I got the answer I was expecting.

***
We liked current RSU president Rebecca Rose. She was in my year and my program. She shaved her head and wore big earrings. As VP education last year, she stood to stem the tide against her more conservative counterparts on the RSU executive. She declined a free room in residence. Which would be easy to do if one was wealthy. Then she won the presidency and had a hand in imposing “content restrictions” on one paper on campus.

She tried to do the same to the Eyeopener. When NightViews, the part-time students’ paper wrote a story accusing her and her slate of ballot stuffing, the editor was fired by CESAR and the masthead was replaced. The offending paper was taken off the racks and substituted with something more palatable to Rose.

From any other, we would have explained this as mere folly by a one-time politician with unexplored quasi-fascist leftist leanings who, after completing her eight months of wielding some semblance of pretend authority, would spend the next 10 years of her life drifting from degree to degree, managing to live off the dregs of Academic Institutions as a Professional Student Politician.

***
Chris Drew approaches me after the debate to inform my poor befuddled soul as to why such harsh action was taken against NightViews. The paper, he explains, was not really a newspaper, but a newsletter. A newsletter that had screwed up on an election story! Boy, if he screwed up at his job, he’d be in line for a firing.
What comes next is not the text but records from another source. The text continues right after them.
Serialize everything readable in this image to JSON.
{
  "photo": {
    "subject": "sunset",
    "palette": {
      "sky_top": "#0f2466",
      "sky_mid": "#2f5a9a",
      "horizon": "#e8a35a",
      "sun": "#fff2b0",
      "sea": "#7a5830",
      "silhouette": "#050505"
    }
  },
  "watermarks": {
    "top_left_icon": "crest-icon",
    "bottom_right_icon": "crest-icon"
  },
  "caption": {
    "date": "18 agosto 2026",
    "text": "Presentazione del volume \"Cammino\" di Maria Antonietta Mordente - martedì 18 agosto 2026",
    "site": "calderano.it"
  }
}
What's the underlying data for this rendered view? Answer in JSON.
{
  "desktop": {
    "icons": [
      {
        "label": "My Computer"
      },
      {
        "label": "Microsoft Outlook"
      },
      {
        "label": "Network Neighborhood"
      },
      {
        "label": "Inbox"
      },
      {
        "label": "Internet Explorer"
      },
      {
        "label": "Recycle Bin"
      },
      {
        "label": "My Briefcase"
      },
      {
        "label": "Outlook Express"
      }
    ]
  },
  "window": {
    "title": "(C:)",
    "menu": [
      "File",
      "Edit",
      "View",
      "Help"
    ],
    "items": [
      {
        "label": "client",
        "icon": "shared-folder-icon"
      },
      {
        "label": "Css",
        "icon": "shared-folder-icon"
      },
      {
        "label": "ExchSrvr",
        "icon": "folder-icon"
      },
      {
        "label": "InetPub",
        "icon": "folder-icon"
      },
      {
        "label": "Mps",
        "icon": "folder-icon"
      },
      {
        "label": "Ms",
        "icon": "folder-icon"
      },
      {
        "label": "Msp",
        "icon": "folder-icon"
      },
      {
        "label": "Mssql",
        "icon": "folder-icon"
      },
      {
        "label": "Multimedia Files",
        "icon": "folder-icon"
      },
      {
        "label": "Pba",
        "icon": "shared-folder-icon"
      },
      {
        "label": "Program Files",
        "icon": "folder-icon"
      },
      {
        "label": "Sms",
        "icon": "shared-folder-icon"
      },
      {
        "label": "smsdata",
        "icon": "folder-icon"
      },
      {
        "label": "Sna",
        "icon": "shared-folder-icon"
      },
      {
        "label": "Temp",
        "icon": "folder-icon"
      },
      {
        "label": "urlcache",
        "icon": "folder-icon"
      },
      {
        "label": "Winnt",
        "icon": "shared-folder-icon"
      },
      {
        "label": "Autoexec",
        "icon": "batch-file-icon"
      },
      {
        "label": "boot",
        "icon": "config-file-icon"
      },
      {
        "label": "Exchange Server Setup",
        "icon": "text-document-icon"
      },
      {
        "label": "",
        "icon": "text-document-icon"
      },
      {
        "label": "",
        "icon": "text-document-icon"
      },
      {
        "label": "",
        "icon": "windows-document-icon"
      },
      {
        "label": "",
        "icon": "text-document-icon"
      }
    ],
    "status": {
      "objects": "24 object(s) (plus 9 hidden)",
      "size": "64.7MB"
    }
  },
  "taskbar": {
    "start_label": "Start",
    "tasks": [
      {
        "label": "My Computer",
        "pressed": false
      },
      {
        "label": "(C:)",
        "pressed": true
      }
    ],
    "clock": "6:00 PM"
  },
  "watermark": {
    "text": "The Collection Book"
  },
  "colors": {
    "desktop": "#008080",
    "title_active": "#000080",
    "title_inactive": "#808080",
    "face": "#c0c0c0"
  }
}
I’ve been asking Drew when he was going to run for president for the past three years. If God had conspired to create the perfect Liberal backbench MP, he would have created Drew. Drew has been speaking in couched terms and wearing dress shoes and collared shirts since first year. In a lucid state I can envision his future: He will have a blond wife and two kids. If he escapes the bureaucracy, he’ll become an MP in some backwater, riding the cusp between Conservative and Liberal strongholds.

The highlight of his career will come in his late thirties, when he’s handed an inoffensive government portfolio like Minister of Veterans Affairs. I tell Drew that I’d leave the politics to him if he’d leave the journalism to me. I should probably leave the arguing to him, too, I think as I grab my tape recorder and go to another journalism class, late, yet again. “You know, I always make fun of student politicians for caring too much about student politics,” I say, reflecting on the past four years of debates I’ve covered in this school.

“The ironic thing is, I probably care more than any of you.”